President Macron continues with his visit to three African countries to improve relations with former colonies.

French President Emmanuel Macron and his Benin counterpart, Patrice Talon
French President Emmanuel Macron and his Benin counterpart, Patrice Talon, take part in the signing of an agreement for the return of looted cultural artefacts to the African country, at the Elysee Palace in Paris, on November 9, 2021 [File: Sarah Meyssonnier/Pool/AFP]

French President Emmanuel Macron is due to visit Benin to meet his counterpart, Patrice Talon, after Tuesday’s visit to Cameroon, where he met president Paul Biya.

During Macron’s visit on Wednesday, they will discuss security concerns and culture.

There have been increased attacks from rebel groups for months in northern Benin and the authorities have said they have recorded nearly 20 attacks by rebel groups since the end of 2021.

Paris has been closely monitoring the situation and will have discussions about possible support.

Macron and Talon will also visit an exhibition devoted to the royal treasures of Abomey, returned by France last November.

It is part of a trove of 26 artefacts that were stolen by French officials from Benin 130 years ago during the colonial era, fulfilling a promise made by Macron to restore a lost part of Africa’s heritage.

During Tuesday’s visit to capital Yaounde, he said the archives on French colonial rule in Cameroon would be opened “in full” and asked historians to shed light on the period’s “painful moments” and establish “responsibilities”.

Macron is currently on a trip to three African countries with hopes to reset France’s relations with the continent, where many nations are former French colonies and anti-French sentiments are on the rise.

He will conclude his Africa trip in Guinea-Bissau on Thursday.

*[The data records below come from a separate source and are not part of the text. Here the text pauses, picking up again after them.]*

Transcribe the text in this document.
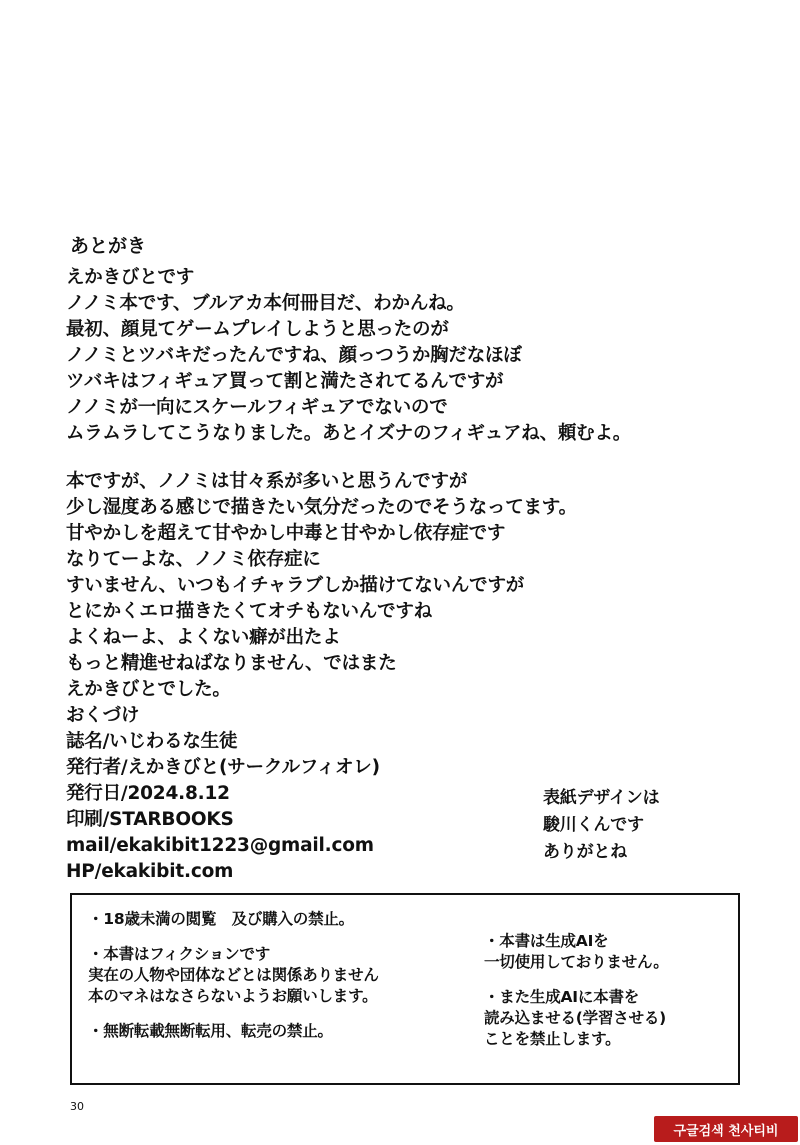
あとがき
えかきびとです
ノノミ本です、ブルアカ本何冊目だ、わかんね。
最初、顔見てゲームプレイしようと思ったのが
ノノミとツバキだったんですね、顔っつうか胸だなほぼ
ツバキはフィギュア買って割と満たされてるんですが
ノノミが一向にスケールフィギュアでないので
ムラムラしてこうなりました。あとイズナのフィギュアね、頼むよ。
本ですが、ノノミは甘々系が多いと思うんですが
少し湿度ある感じで描きたい気分だったのでそうなってます。
甘やかしを超えて甘やかし中毒と甘やかし依存症です
なりてーよな、ノノミ依存症に
すいません、いつもイチャラブしか描けてないんですが
とにかくエロ描きたくてオチもないんですね
よくねーよ、よくない癖が出たよ
もっと精進せねばなりません、ではまた
えかきびとでした。
おくづけ
誌名/いじわるな生徒
発行者/えかきびと(サークルフィオレ)
発行日/2024.8.12
印刷/STARBOOKS
mail/ekakibit1223@gmail.com
HP/ekakibit.com
表紙デザインは
駿川くんです
ありがとね
・18歳未満の閲覧　及び購入の禁止。
・本書はフィクションです
実在の人物や団体などとは関係ありません
本のマネはなさらないようお願いします。
・無断転載無断転用、転売の禁止。
・本書は生成AIを
一切使用しておりません。
・また生成AIに本書を
読み込ませる(学習させる)
ことを禁止します。
30
구글검색 천사티비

France has been losing its sphere of influence on the continent, especially in French-speaking West and Central Africa, as evidenced by the recent decision of two former colonies Gabon and Togo to join the Commonwealth, Britain’s club of mostly former colonies.

In Chad and Senegal, during recent anti-government protests, several French businesses were targeted, demonstrating anger against the former colonial power.